History    Historical Items/Documents Gallery

Elliott, Bruce, 2004-2005: Emigrant Recruitment by the New Brunswick Land
Company: The Pioneer Settlers of Stanley and Harvey.

*******************************************************************************

 

The Jaffray family from Roxburghshire seized the opportunity of a free letter home to advise that son George would arrive in Scotland the following autumn to encourage more of the family out to join them.   But their report, too, contained thinly-veiled criticism:   "The Company is doing a good deall of woork know, and it is the only thing that will settle the Company's land."   The other Jaffrays remained in Scotland.(100)   John Kerr (101) reported to his brother-in-law James Turnbull at Tweedmouth near Berwick, "I like the country better than at first, and if God spares us our health in a few years we will have a few acres clear of stumps, and plow it, and that will be a great ease to puting it in with the how.   I think in a few years the Settlement where we live will be as pleasant as any in North America, and a good land, and healthy."   He advised against the growing rage for going to New Zealand or Van Dieman's Land "for when they get there they must remain, for they cannot get away again."   And, referring to Australian land companies but drawing also upon sad personal experience:   "they promise great things, but they will not fulfil them."

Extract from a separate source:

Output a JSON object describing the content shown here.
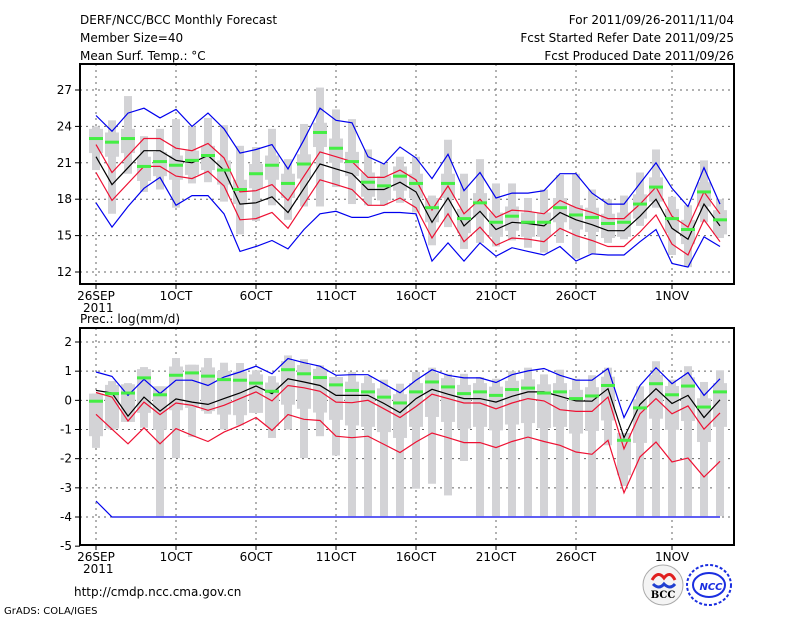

The other letters were from Protestant Irish immigrants who had come to the tract on their own, and from the local clergyman and several retired men of business from Manchester.   Even the minister, initially brought in by the Company as the settlement's physician, admitted that "the road which was laid out in London on paper, goes through the very worst of the company's land for nearly sixteen miles" before reaching Stanley.   Still, the bulk of the reports were positive, if not enthusiastic, and one of the Manchester gentlemen affirmed that the Company's publicity now could be relied upon:   "No puffing -- no flaming newspaper paragraphs have been resorted to." (102)


The colonial administration was similarly aware of the power of chain migration to populate new regions.   In forwarding a report of progress in the Harvey Settlement in 1843 an official noted, "It is desirable that the accompanying return may be circulated among the Settlers friends and Countrymen in the North of England as well as in other parts of the United Kingdom So that the Capabilities of our new land Soil may apear.... whereon the Sober and industrious Emigrant may create a home under the protection of British Laws and in the enjoyment of British Institutions." (103)  However, the greatest number of later Northumberland and Borders immigrants to come in any one year, eight families in 1842, had by then already arrived.

 

_________________________________________________________________________

 

(100) Thomas Jaffrey worked at the farm called Trows in Roxburgh parish from 1797 to 1810, and in 1816 was a hind at Scraesburgh, Jedburgh parish (parochial registers); they seem later to have moved to Yetholm.   Son John was a labourer in Town Yetholm in 1841, and daughter Susan married James Welsh, a shepherd in Cherrytrees Hillhead in that parish; there is a gravestone to this couple at Yetholm.   It appears that Margaret Jaffrey, the wife of David Turnbull, also among the Stanley settlers, was a daughter of Thomas Jaffrey; the latter's widow Susan (Gray), "formerly of Yetholm, Roxburghshire", was reported in the press in 1857 to have died at her daughter's residence in Stanley.

 

(101) John was the son of Thomas Kerr, a shoemaker in Swinton near Coldstream, Roxburghshire, and his wife Janet (Huntley).   In 1827 he married a fellow servant of Captain Hall of Annsfield, Coldingham, Berwickshire Jane Turnbull, daughter of James Turnbull Sr., a military pensioner in Berwick.   They were back in Swinton by 1832, where John worked as a labourer.   Parochial registers of Coldingham and Swinton; for the parents:   1841 census of Swinton, 755/1, p. 11.

 

(102) CIHM N.21901.

 

(103) NA , MG9, A1, vol. 123, pp. 93-4.